L’armée israélienne vient de franchir un nouveau cap dans la gestion de ses risques technologiques. Désormais, les officiers ne pourront plus utiliser de véhicules chinois à proximité des infrastructures jugées sensibles. Cette mesure radicale vise à prévenir toute fuite de données vers Pékin, alors que la sécurité numérique devient un enjeu stratégique majeur.
Au total, 600 véhicules de fonction sont concernés par cette interdiction. Ces voitures, issues du constructeur chinois Chery, seront progressivement remplacées par des modèles japonais. Cette décision s’inscrit dans une dynamique de méfiance croissante envers les technologies connectées d’origine étrangère, perçues comme des vecteurs potentiels d’espionnage.
Depuis trois ans, les Chery Tiggo 8 équipaient les officiers israéliens. Pour limiter les risques, leurs systèmes multimédias avaient été « stérilisés » afin de bloquer toute transmission externe de données. Mais l’état-major a fini par admettre que cette précaution ne garantissait pas une sécurité absolue. La possibilité d’une collecte furtive d’informations n’a jamais pu être totalement écartée.
Véhicules connectés et enjeux de cybersécurité en Israël
La généralisation des voitures connectées complexifie la gestion des risques. Caméras, capteurs, et connexions cellulaires équipent désormais la majorité des véhicules neufs, offrant des services avancés mais exposant aussi à de nouvelles vulnérabilités. Les constructeurs chinois, soumis à la réglementation européenne, sont censés héberger les données collectées sur des serveurs européens.
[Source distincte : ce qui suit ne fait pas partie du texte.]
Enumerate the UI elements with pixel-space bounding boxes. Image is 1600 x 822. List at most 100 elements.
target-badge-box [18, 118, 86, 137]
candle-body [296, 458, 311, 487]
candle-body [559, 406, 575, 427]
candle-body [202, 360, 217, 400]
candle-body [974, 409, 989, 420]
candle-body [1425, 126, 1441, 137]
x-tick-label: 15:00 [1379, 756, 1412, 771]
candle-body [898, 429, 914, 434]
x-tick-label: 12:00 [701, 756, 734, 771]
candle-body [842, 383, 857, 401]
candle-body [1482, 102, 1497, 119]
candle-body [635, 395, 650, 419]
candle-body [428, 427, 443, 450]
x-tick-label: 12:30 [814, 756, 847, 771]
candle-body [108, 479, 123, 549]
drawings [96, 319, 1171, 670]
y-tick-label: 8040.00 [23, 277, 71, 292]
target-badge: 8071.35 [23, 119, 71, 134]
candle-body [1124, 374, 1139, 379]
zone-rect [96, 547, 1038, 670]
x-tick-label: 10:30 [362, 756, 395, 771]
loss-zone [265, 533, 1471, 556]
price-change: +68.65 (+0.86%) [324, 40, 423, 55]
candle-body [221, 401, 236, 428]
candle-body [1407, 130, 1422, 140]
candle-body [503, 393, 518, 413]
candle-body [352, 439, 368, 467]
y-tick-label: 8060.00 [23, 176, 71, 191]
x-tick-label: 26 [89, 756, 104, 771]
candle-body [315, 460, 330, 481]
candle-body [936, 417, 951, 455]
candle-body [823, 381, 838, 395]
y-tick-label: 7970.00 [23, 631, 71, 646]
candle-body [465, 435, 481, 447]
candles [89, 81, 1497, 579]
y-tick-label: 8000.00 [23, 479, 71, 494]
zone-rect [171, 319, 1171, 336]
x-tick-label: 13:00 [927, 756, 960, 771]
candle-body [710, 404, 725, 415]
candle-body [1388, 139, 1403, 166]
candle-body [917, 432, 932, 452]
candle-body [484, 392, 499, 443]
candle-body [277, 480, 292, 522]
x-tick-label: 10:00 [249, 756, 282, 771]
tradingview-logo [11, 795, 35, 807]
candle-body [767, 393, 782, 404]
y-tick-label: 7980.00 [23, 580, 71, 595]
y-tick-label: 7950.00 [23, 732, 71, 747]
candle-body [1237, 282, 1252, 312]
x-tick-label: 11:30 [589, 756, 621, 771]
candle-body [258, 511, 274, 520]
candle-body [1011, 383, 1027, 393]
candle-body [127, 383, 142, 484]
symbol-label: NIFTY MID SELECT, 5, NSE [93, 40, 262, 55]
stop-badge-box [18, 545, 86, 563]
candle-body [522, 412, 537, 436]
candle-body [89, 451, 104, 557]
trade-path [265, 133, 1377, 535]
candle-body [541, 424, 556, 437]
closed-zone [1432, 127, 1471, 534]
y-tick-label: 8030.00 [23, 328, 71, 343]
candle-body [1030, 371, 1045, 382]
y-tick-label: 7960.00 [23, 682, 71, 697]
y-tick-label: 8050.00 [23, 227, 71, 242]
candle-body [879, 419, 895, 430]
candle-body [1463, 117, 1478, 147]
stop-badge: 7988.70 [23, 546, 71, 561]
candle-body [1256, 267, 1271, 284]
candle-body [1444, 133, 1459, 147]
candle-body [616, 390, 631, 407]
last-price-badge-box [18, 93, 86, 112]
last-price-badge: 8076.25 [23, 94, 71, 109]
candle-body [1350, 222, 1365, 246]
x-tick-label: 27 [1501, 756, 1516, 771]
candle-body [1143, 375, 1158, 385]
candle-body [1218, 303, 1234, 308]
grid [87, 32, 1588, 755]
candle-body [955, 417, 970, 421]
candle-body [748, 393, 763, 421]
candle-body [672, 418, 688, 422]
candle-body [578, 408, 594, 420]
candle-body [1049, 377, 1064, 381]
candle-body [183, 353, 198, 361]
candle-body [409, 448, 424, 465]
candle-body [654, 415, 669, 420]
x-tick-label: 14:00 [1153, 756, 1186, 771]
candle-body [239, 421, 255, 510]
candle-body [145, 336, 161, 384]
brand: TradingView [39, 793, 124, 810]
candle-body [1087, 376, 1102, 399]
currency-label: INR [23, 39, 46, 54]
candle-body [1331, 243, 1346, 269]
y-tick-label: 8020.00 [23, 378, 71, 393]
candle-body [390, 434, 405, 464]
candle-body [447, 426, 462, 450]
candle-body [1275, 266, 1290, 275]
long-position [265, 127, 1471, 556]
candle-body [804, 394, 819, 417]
Pourtant, le contrôle effectif de ces flux reste difficile à assurer, alimentant la défiance.
Selon le quotidien Haaretz, l’armée israélienne redoute moins une collecte massive et systématique de données qu’une intrusion ciblée. L’inquiétude porte sur l’activation à distance de microphones ou de caméras embarqués, susceptibles de capter des informations sensibles à l’insu des utilisateurs.
Mesures internationales contre les véhicules chinois et américains
Israël n’est pas un cas isolé. Le Royaume-Uni a déjà interdit la présence de véhicules chinois sur ses bases militaires, invoquant les mêmes préoccupations de cybersécurité. À l’inverse, la Chine applique une politique similaire en bannissant les Tesla américaines de ses sites stratégiques. La méfiance technologique s’installe comme une norme dans la gestion des installations sensibles à l’échelle mondiale.
Cette succession de mesures illustre la montée en puissance des enjeux de cybersécurité dans le secteur automobile. Les véhicules connectés, loin d’être de simples moyens de transport, deviennent des points d’accès potentiels à des informations critiques, bouleversant les équilibres traditionnels de la sécurité nationale.